United's turn-about might look good to practitioners frustrated with all the second- guessing and paperwork hassle. For example, those who never accepted the reality of managed care and never changed their thinking or practice to evolve with the times may see this new found autonomy as a return to better days. But I'm afraid those doctors are in for a disappointment if they believe that medical decision-making won't be questioned and that they're now free to do whatever they please, whenever they deem it appropriate.

Why? Well, United's press release reveals some important caveats if we read carefully. Despite saying it's all up to the doctor they'll still look at each provider's practice patterns. They'll counsel those whose utilization seems off the norm. And they also reserve the right to dump any provider if the counseling doesn't effect the change United deems appropriate.

This is ominous and it should concern all surgically-conservative physicians. It should also concern those physicians who, by virtue of superior reputation with PCPs, optometrists, and other physicians do more surgery or more complex, costly surgery than most of their colleagues.

The former group may find themselves under increased pressure from patients to provide procedures that a physician may not deem necessary or appropriate at this time. Since the patient knows that UHC has announced it won't reject any covered procedure recommended by the doctor that practitioner will be caught between a rock and a hard place. If the physician relents to patient pressure his or her utilization rates and practice patterns will rise from previous benchmarks. You can bet UHC will notice the increase.

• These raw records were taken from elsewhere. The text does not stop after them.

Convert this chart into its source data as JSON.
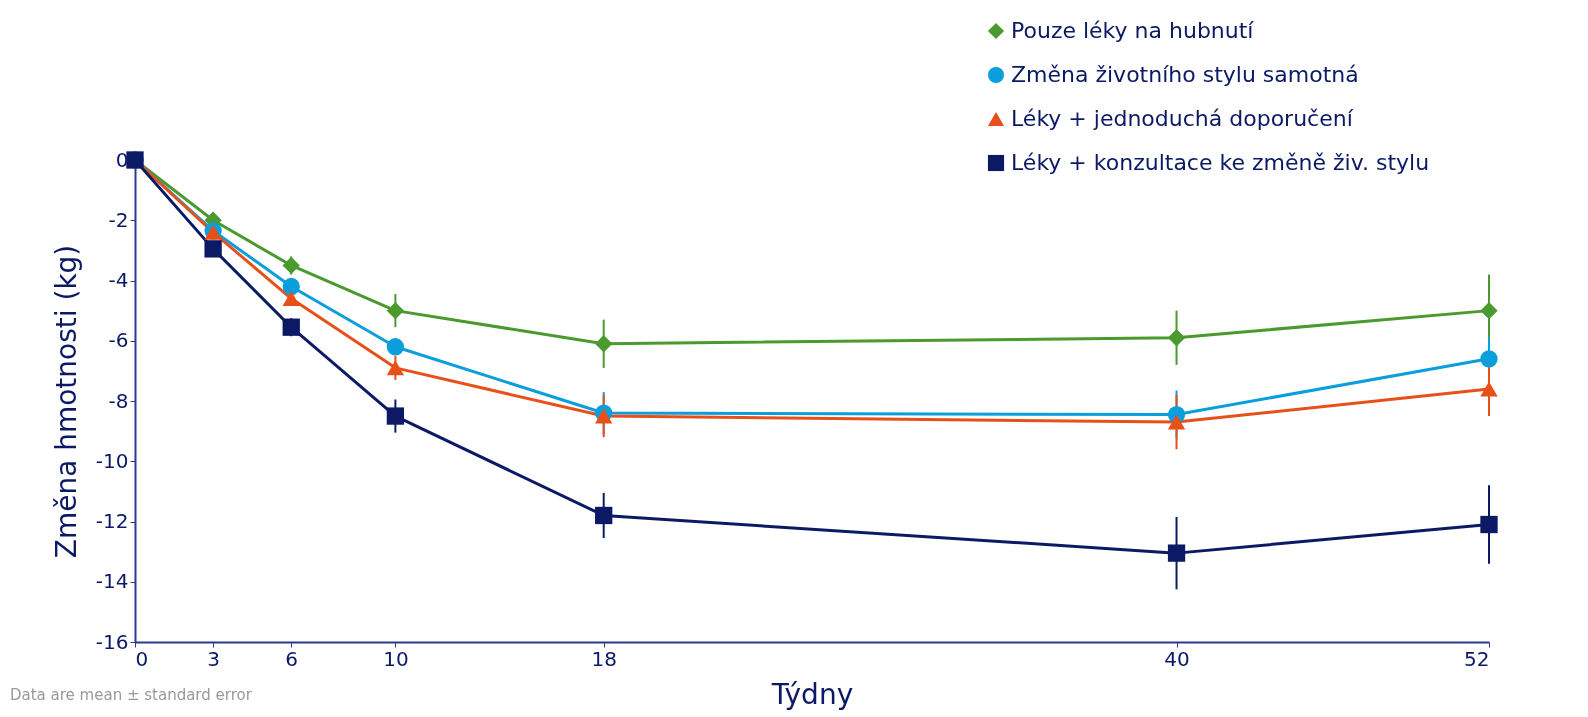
{
  "chart_data": {
    "type": "line",
    "xlabel": "Týdny",
    "ylabel": "Změna hmotnosti (kg)",
    "x": [
      0,
      3,
      6,
      10,
      18,
      40,
      52
    ],
    "xlim": [
      0,
      52
    ],
    "xticks": [
      0,
      3,
      6,
      10,
      18,
      40,
      52
    ],
    "ylim": [
      -16,
      0
    ],
    "yticks": [
      0,
      -2,
      -4,
      -6,
      -8,
      -10,
      -12,
      -14,
      -16
    ],
    "grid": false,
    "legend": "top right",
    "line_style": "solid",
    "annotations": [
      "Data are mean ± standard error"
    ],
    "series": [
      {
        "name": "Pouze léky na hubnutí",
        "color": "#4a9a2f",
        "marker": "diamond",
        "values": [
          0,
          -2.0,
          -3.5,
          -5.0,
          -6.1,
          -5.9,
          -5.0
        ],
        "errors": [
          null,
          0.2,
          0.3,
          0.55,
          0.8,
          0.9,
          1.2
        ]
      },
      {
        "name": "Změna životního stylu samotná",
        "color": "#0a9fdc",
        "marker": "circle",
        "values": [
          0,
          -2.35,
          -4.2,
          -6.2,
          -8.4,
          -8.45,
          -6.6
        ],
        "errors": [
          null,
          null,
          null,
          null,
          0.7,
          0.8,
          0.7
        ]
      },
      {
        "name": "Léky + jednoduchá doporučení",
        "color": "#e8501a",
        "marker": "triangle",
        "values": [
          0,
          -2.4,
          -4.6,
          -6.9,
          -8.5,
          -8.7,
          -7.6
        ],
        "errors": [
          null,
          null,
          null,
          0.4,
          0.7,
          0.9,
          0.9
        ]
      },
      {
        "name": "Léky + konzultace ke změně živ. stylu",
        "color": "#0c1a66",
        "marker": "square",
        "values": [
          0,
          -2.95,
          -5.55,
          -8.5,
          -11.8,
          -13.05,
          -12.1
        ],
        "errors": [
          null,
          null,
          0.3,
          0.55,
          0.75,
          1.2,
          1.3
        ]
      }
    ]
  }
}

And the latter group, the surgical gurus already at the high end of the utilization (and cost) scale, may find that their numbers only go farther into United's "red flag" zones and cause additional scrutiny and counseling. As a self-protection measure to avoid deselection some physicians may have to cut back on procedures. It could be a lose-lose scenario for patients and providers.

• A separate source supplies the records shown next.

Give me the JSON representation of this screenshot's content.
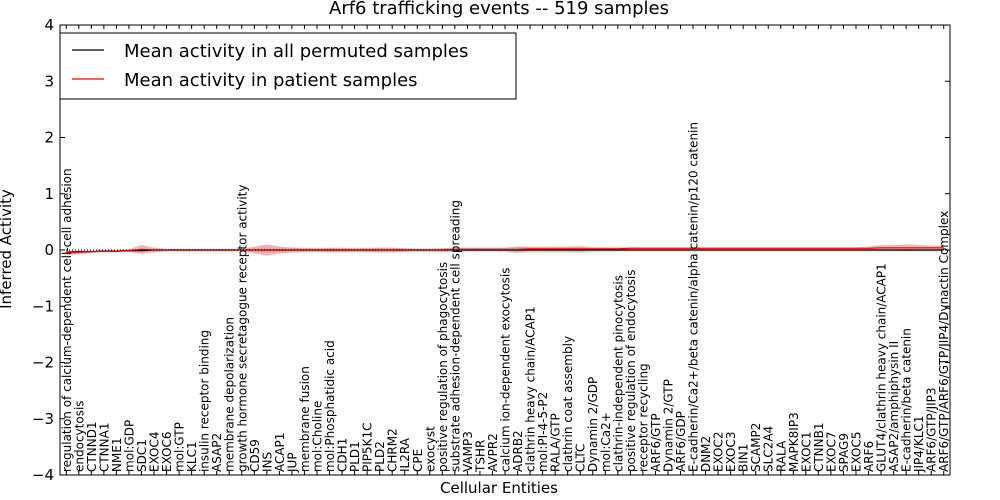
{
  "chart_data": {
    "type": "line",
    "title": "Arf6 trafficking events -- 519 samples",
    "xlabel": "Cellular Entities",
    "ylabel": "Inferred Activity",
    "ylim": [
      -4,
      4
    ],
    "yticks": [
      4,
      3,
      2,
      1,
      0,
      -1,
      -2,
      -3,
      -4
    ],
    "ytick_labels": [
      "4",
      "3",
      "2",
      "1",
      "0",
      "−1",
      "−2",
      "−3",
      "−4"
    ],
    "grid": false,
    "legend_position": "top-left",
    "reference_line": 0,
    "categories": [
      "regulation of calcium-dependent cell-cell adhesion",
      "endocytosis",
      "CTNND1",
      "CTNNA1",
      "NME1",
      "mol:GDP",
      "SDC1",
      "EXOC4",
      "EXOC6",
      "mol:GTP",
      "KLC1",
      "insulin receptor binding",
      "ASAP2",
      "membrane depolarization",
      "growth hormone secretagogue receptor activity",
      "CD59",
      "INS",
      "ACAP1",
      "JUP",
      "membrane fusion",
      "mol:Choline",
      "mol:Phosphatidic acid",
      "CDH1",
      "PLD1",
      "PIP5K1C",
      "PLD2",
      "CHRM2",
      "IL2RA",
      "CPE",
      "exocyst",
      "positive regulation of phagocytosis",
      "substrate adhesion-dependent cell spreading",
      "VAMP3",
      "TSHR",
      "AVPR2",
      "calcium ion-dependent exocytosis",
      "ADRB2",
      "clathrin heavy chain/ACAP1",
      "mol:PI-4-5-P2",
      "RALA/GTP",
      "clathrin coat assembly",
      "CLTC",
      "Dynamin 2/GDP",
      "mol:Ca2+",
      "clathrin-independent pinocytosis",
      "positive regulation of endocytosis",
      "receptor recycling",
      "ARF6/GTP",
      "Dynamin 2/GTP",
      "ARF6/GDP",
      "E-cadherin/Ca2+/beta catenin/alpha catenin/p120 catenin",
      "DNM2",
      "EXOC2",
      "EXOC3",
      "BIN1",
      "SCAMP2",
      "SLC2A4",
      "RALA",
      "MAPK8IP3",
      "EXOC1",
      "CTNNB1",
      "EXOC7",
      "SPAG9",
      "EXOC5",
      "ARF6",
      "GLUT4/clathrin heavy chain/ACAP1",
      "ASAP2/amphiphysin II",
      "E-cadherin/beta catenin",
      "JIP4/KLC1",
      "ARF6/GTP/JIP3",
      "ARF6/GTP/ARF6/GTP/JIP4/Dynactin Complex"
    ],
    "series": [
      {
        "name": "Mean activity in all permuted samples",
        "color": "#000000",
        "band_color": "#b0b0b0",
        "values": [
          -0.04,
          -0.03,
          -0.03,
          -0.02,
          -0.02,
          -0.01,
          -0.01,
          0,
          0,
          0,
          0,
          0,
          0,
          0,
          0,
          0,
          0,
          0,
          0,
          0,
          0,
          0,
          0,
          0,
          0,
          0,
          0,
          0,
          0,
          0,
          0,
          0,
          0,
          0,
          0,
          0,
          0,
          0,
          0,
          0,
          0,
          0,
          0,
          0,
          0,
          0,
          0,
          0,
          0,
          0,
          0,
          0,
          0,
          0,
          0,
          0,
          0,
          0,
          0,
          0,
          0,
          0,
          0,
          0,
          0,
          0,
          0,
          0,
          0,
          0,
          0
        ],
        "spread": [
          0.02,
          0.02,
          0.02,
          0.02,
          0.02,
          0.02,
          0.03,
          0.03,
          0.02,
          0.02,
          0.02,
          0.02,
          0.02,
          0.02,
          0.02,
          0.03,
          0.05,
          0.04,
          0.05,
          0.04,
          0.03,
          0.03,
          0.03,
          0.03,
          0.04,
          0.04,
          0.04,
          0.03,
          0.03,
          0.03,
          0.03,
          0.03,
          0.03,
          0.03,
          0.03,
          0.04,
          0.06,
          0.05,
          0.05,
          0.05,
          0.05,
          0.05,
          0.04,
          0.04,
          0.03,
          0.03,
          0.03,
          0.03,
          0.03,
          0.03,
          0.03,
          0.03,
          0.03,
          0.03,
          0.03,
          0.03,
          0.03,
          0.03,
          0.03,
          0.03,
          0.03,
          0.03,
          0.03,
          0.03,
          0.03,
          0.03,
          0.03,
          0.03,
          0.03,
          0.03,
          0.03
        ]
      },
      {
        "name": "Mean activity in patient samples",
        "color": "#ff0000",
        "band_color": "#f08080",
        "values": [
          -0.05,
          -0.04,
          -0.03,
          -0.02,
          -0.02,
          -0.01,
          0.01,
          0,
          0,
          0,
          0,
          0,
          0,
          0,
          0,
          0,
          0,
          0,
          0,
          0,
          0,
          0,
          0,
          0,
          0,
          0,
          0,
          0,
          0,
          0,
          0,
          0.01,
          0.01,
          0.01,
          0.01,
          0.01,
          0.01,
          0.02,
          0.02,
          0.02,
          0.02,
          0.02,
          0.02,
          0.02,
          0.02,
          0.03,
          0.03,
          0.03,
          0.03,
          0.03,
          0.03,
          0.03,
          0.03,
          0.03,
          0.03,
          0.03,
          0.03,
          0.03,
          0.03,
          0.03,
          0.03,
          0.03,
          0.03,
          0.03,
          0.03,
          0.04,
          0.04,
          0.04,
          0.04,
          0.04,
          0.04
        ],
        "spread": [
          0.04,
          0.03,
          0.02,
          0.02,
          0.02,
          0.02,
          0.08,
          0.04,
          0.02,
          0.02,
          0.02,
          0.02,
          0.02,
          0.02,
          0.02,
          0.06,
          0.1,
          0.06,
          0.04,
          0.03,
          0.03,
          0.04,
          0.04,
          0.03,
          0.03,
          0.04,
          0.04,
          0.03,
          0.02,
          0.02,
          0.03,
          0.04,
          0.03,
          0.03,
          0.03,
          0.03,
          0.05,
          0.04,
          0.04,
          0.04,
          0.04,
          0.05,
          0.03,
          0.03,
          0.03,
          0.02,
          0.02,
          0.02,
          0.02,
          0.02,
          0.02,
          0.02,
          0.02,
          0.02,
          0.02,
          0.02,
          0.02,
          0.02,
          0.02,
          0.02,
          0.02,
          0.02,
          0.02,
          0.02,
          0.03,
          0.05,
          0.05,
          0.06,
          0.05,
          0.04,
          0.04
        ]
      }
    ]
  }
}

And what in the world will happen to networks now holding master capitation agreements with UHC and sub-contacting with ophthalmologists and optometrists? UHC may announce that it won't question the doctors, but will its networks at-risk for a finite pool of dollars also be precluded from putting appropriate utilization and cost controls on network doctors? I can't imagine any network saying to its participating providers "You're free to do whatever you want, whenever, and we'll pay for it." To give up that oversight and review condemns any capitated entity to a fatal hemorrhaging of its monthly funds.

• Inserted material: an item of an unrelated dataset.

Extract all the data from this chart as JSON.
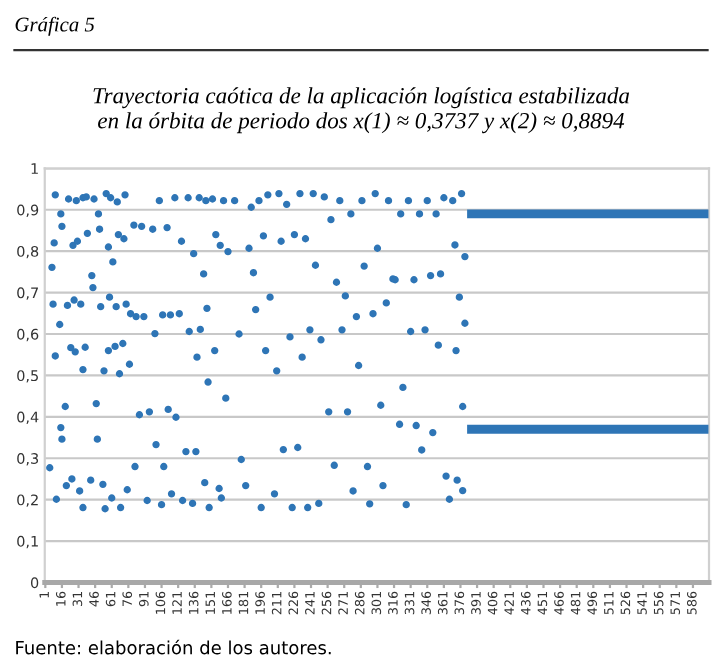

No, it's not as simple and clean a solution as UHC would have us believe. HMOs cannot just wash their hands of all decision-making (and the collateral fallout) and expect us to accept that everything is going to be OK. That's not the fix that's needed. And UHC's announcement totally avoided one critical component of this mess — adequate reimbursement.

Until health plans stop bidding at premium rates that won't support the services required by the populations, and until a larger slice of the premium dollar flows to patient care, this mess is going to remain with us. Already many excellent surgeons are moving from Cataract to Refractive Surgery as reimbursements go down to the point that Cataract becomes a money- losing proposition. I only hope that by the time I need 66984 I'll still have a choice from among many top surgeons.

Yes, it's good to put doctors in charge of the care they decide is in a patient's best interests. And the current system allowing HMOs to shelter behind ERISA or other means to avoid the results of refused authorizations must change. However, an HMO's complete relinquishment of any oversight responsibilities seems to me overkill — good only for public relations. Rather than abandonment of responsibility we need a better process.

It certainly will be interesting to see where things go in the next 18-24 months as other plans look at their systems and public images, and react to happenings inside the Beltway. Should we be surprised if Aetna, Humana, Pacificare, BC/BS or any of the other players suddenly have similar epiphanies?

Hmmm... I hope I'm wrong, but call me Curmudgeon.